The numbers alone are impressive. Through three games, Loyd is averaging 26.0 points, 5.3 rebounds and 2.7 assists, and she’s shooting 61.5 percent from three-point range. In terms of advanced metrics, she boasts a 68.0 percent effective field-goal rate and a 70.5 percent true shooting rate.

Her scoring is bound to cool off eventually. No player in league history has eclipsed 26 points a game or shot 60-plus percent from beyond the arc. Diana Taurasi has the single-season scoring record (25.3 PPG) from 2006, while Temeka Johnson was the most accurate three-point shooter (53.1 percent) over a full season in 2012.

While Loyd isn’t the best player in the league, few are capable of pulling moves off like this: Jewell Loyd CrossoverLoyd is often put in the same discussion as Kobe Bryant in terms of style, but she arguably shares more with Kyrie Irving. Just when you think Loyd has painted herself into a corner, she somehow wriggles herself free, creating enough space for jumper or opening up a lane to the basket.

Like Irving, Loyd can cause frustration at times through her defense and tendency to try and do too much offensively.

Turnovers remain a concern for Loyd as well. She’s averaging 4.7 a game, up 2.2 a game. Her performance against the Los Angeles Sparks skews her total somewhat, though. Without Sue Bird and Breanna Stewart on the floor, Loyd had to facilitate nearly everything on the offensive end. She had a 43.2 percent usage rate in the defeat.

Having Loyd and Stewart back coincided with a return to normalcy. Over the next two games, her usage rates were a more reasonable 28.7 percent and 29.0 percent. As a result, she had five combined turnovers in the wins.

Through her first two years in the WNBA, Loyd has made incremental improvement. She was the 2015 Rookie of the Year and made the All-WNBA second team in 2016. The question for 2017 was whether she could make the jump to become one of the league’s top scorers. In an admittedly small sample, the answer is an affirmative yes.

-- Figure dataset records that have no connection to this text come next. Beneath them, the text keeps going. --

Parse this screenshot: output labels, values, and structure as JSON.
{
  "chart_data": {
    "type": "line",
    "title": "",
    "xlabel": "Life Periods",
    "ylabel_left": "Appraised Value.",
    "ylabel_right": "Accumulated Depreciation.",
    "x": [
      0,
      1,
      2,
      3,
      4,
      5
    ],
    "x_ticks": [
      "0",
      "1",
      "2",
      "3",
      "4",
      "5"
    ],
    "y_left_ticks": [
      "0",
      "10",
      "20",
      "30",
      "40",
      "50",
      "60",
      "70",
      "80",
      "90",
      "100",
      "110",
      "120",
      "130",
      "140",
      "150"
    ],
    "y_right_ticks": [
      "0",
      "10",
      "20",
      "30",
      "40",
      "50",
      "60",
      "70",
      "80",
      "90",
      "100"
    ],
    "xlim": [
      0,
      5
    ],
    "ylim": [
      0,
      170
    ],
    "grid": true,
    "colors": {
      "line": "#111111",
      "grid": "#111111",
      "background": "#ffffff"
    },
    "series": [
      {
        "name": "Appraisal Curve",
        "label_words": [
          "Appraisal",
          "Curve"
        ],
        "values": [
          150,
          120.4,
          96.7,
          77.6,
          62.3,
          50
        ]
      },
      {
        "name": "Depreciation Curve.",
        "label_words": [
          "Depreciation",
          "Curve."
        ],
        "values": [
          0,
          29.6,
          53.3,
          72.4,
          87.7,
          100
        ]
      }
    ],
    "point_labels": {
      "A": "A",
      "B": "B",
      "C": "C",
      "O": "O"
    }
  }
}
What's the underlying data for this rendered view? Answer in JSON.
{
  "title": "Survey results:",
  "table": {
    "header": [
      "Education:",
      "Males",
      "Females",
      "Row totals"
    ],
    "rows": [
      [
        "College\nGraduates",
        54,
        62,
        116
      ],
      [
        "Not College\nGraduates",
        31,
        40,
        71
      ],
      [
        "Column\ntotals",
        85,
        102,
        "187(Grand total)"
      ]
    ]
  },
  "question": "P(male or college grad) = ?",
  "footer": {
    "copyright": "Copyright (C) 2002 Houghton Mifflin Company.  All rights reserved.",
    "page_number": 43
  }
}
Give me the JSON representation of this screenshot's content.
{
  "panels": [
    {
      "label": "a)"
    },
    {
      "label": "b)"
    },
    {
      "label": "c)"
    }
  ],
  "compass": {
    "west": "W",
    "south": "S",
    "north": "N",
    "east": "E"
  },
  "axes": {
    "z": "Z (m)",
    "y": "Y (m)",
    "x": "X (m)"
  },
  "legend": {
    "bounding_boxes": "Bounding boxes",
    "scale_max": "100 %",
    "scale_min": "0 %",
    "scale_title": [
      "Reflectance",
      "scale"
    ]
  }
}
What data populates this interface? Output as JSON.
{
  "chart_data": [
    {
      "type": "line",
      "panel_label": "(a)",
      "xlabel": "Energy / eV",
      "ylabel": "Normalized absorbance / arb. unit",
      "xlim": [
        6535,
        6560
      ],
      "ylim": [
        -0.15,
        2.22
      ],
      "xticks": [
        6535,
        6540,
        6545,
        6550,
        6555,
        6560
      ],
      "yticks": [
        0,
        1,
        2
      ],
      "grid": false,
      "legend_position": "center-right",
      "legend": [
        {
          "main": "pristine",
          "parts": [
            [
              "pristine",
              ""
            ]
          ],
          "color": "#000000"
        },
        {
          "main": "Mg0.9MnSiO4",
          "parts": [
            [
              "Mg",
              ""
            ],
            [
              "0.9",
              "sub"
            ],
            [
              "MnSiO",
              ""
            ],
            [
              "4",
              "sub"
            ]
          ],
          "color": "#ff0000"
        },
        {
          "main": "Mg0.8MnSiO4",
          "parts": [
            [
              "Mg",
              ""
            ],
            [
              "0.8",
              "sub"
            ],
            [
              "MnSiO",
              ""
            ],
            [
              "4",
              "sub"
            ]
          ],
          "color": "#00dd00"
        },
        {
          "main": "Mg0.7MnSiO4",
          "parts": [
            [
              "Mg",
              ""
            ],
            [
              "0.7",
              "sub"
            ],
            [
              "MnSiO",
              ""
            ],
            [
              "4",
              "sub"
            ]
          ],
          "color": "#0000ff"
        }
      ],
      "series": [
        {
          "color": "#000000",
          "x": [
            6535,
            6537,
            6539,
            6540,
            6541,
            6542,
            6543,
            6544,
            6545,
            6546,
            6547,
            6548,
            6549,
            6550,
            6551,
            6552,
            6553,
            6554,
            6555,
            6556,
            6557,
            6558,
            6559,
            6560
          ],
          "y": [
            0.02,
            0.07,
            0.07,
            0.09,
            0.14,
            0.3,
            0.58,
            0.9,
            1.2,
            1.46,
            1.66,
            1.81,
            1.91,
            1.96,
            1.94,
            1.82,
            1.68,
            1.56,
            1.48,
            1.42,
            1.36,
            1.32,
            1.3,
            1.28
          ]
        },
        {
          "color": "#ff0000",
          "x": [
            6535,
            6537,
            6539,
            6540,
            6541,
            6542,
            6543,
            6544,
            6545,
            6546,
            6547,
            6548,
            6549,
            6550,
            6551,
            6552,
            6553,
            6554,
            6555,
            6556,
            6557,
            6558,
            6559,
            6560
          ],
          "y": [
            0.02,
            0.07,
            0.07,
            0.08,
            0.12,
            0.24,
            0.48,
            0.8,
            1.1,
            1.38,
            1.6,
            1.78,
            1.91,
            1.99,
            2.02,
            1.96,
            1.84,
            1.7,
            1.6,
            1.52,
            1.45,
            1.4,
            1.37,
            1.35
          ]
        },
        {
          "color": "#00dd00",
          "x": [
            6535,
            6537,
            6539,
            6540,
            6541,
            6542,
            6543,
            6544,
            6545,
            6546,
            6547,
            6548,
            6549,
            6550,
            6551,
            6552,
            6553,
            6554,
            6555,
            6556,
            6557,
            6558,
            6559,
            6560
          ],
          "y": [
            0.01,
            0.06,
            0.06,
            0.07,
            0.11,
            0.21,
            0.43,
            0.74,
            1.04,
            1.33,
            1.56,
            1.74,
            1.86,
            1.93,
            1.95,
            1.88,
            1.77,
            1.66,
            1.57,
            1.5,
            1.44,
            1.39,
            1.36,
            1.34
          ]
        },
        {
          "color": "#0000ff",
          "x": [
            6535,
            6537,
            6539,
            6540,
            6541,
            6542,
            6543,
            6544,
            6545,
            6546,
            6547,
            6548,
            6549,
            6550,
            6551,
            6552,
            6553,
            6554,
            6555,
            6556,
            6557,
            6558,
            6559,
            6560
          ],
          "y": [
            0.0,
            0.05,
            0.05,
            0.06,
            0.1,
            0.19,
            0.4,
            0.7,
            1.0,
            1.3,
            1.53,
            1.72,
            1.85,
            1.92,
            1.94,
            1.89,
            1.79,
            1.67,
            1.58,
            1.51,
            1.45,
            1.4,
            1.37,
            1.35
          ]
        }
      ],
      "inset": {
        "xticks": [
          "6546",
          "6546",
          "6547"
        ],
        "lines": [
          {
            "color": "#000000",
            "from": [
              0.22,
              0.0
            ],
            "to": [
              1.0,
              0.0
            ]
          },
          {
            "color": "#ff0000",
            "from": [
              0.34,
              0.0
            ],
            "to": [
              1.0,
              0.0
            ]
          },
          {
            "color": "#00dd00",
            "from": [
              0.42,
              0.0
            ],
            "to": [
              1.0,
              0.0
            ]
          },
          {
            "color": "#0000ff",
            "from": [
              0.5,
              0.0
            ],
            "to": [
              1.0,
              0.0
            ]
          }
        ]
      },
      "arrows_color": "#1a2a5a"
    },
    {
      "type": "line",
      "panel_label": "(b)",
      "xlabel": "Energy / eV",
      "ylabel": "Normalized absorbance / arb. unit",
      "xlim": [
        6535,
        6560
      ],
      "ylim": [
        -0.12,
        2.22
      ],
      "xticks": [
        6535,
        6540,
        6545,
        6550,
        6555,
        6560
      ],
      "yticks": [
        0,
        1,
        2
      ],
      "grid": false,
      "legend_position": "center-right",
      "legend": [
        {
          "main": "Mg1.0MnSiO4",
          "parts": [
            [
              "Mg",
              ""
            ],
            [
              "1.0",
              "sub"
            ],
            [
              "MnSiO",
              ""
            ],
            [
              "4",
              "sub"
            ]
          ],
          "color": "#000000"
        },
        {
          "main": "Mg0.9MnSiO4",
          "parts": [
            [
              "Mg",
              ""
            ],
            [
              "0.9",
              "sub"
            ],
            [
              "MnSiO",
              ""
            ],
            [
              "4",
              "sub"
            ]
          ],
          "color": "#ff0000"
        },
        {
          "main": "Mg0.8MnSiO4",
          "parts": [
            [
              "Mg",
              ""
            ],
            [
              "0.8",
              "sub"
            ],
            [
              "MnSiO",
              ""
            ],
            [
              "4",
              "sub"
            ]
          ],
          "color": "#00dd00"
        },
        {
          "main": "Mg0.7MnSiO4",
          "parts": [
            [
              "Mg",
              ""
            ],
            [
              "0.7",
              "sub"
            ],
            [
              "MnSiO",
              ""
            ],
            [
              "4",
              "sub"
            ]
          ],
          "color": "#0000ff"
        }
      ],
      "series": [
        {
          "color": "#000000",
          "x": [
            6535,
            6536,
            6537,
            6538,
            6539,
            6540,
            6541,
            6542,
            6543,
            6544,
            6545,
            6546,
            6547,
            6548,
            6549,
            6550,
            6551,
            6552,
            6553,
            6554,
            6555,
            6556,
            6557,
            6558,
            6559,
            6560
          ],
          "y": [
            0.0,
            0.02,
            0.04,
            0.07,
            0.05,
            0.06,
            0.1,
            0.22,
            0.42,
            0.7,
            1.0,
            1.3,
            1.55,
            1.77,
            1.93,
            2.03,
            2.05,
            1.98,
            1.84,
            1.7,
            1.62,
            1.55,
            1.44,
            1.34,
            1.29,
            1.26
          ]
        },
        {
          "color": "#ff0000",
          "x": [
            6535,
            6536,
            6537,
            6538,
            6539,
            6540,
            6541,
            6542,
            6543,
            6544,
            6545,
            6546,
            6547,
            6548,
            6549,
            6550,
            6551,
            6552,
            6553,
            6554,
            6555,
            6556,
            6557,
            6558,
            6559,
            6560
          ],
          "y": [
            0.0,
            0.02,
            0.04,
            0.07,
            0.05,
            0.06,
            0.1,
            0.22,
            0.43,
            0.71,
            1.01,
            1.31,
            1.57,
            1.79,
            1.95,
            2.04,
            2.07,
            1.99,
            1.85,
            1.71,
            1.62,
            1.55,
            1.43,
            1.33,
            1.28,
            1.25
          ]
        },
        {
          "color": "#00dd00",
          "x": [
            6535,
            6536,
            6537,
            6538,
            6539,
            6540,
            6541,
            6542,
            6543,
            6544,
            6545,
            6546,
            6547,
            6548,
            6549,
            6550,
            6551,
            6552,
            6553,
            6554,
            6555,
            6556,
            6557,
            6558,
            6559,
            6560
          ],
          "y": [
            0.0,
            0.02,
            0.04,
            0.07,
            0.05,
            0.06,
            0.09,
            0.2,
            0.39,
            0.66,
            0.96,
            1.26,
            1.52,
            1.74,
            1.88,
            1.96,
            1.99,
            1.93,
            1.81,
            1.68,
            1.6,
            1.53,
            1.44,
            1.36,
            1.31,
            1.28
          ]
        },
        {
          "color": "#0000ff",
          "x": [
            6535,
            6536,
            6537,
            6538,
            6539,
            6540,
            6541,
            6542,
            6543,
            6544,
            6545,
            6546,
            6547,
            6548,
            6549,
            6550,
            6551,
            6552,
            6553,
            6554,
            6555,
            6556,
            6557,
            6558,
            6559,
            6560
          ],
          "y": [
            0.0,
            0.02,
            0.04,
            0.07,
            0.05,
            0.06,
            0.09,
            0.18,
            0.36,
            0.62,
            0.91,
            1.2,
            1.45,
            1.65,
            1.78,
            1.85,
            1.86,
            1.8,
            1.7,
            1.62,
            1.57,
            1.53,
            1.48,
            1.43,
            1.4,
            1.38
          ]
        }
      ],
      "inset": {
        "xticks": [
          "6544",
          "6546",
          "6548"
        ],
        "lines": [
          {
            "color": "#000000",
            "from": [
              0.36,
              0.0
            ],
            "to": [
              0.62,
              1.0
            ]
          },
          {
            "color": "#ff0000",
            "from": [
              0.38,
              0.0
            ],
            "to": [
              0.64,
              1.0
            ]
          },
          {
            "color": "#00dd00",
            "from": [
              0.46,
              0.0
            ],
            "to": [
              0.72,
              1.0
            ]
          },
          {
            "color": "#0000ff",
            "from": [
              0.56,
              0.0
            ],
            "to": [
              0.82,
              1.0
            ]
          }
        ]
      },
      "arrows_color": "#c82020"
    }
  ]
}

And more important than the fact that she is scoring is the how.

Last year, Loyd needed to have the ball in her hand to be an effective scorer. When it came to scoring in the pick-and-roll, spot-up situation or in transition, she rated above the 70 percentile relative to the rest of the league.

When coming off screens, however, she was in the 38th percentile, shooting 39.0 percent with a 43.2 percent adjusted field-goal rate. Loyd was even worse when cutting to the basket. She shot 9-of-18 in those situations, ranking in the sixth percentile.

Basically, Loyd was very good at creating her own shot, and her efficiency dropped when she had to get herself open and score.

Through Seattle’s first three games, Loyd’s on-ball scoring efficiency has climbed, and she’s finding new ways to keep opposing defenses honest. Loyd is 5-of-6 on shots when she’s cutting to the basket and 6-of-9 when coming off screens.

It’s not like Loyd needs to cease operating as a ball-dominant guard. But if the Storm want to experiment more with Stewart as a point forward, then head coach Jenny Boucek will need to count on Loyd as a secondary scoring option.

Not only is Loyd’s hot start helping Seattle, it’s also a sign of her progression into an almost unstoppable offensive force.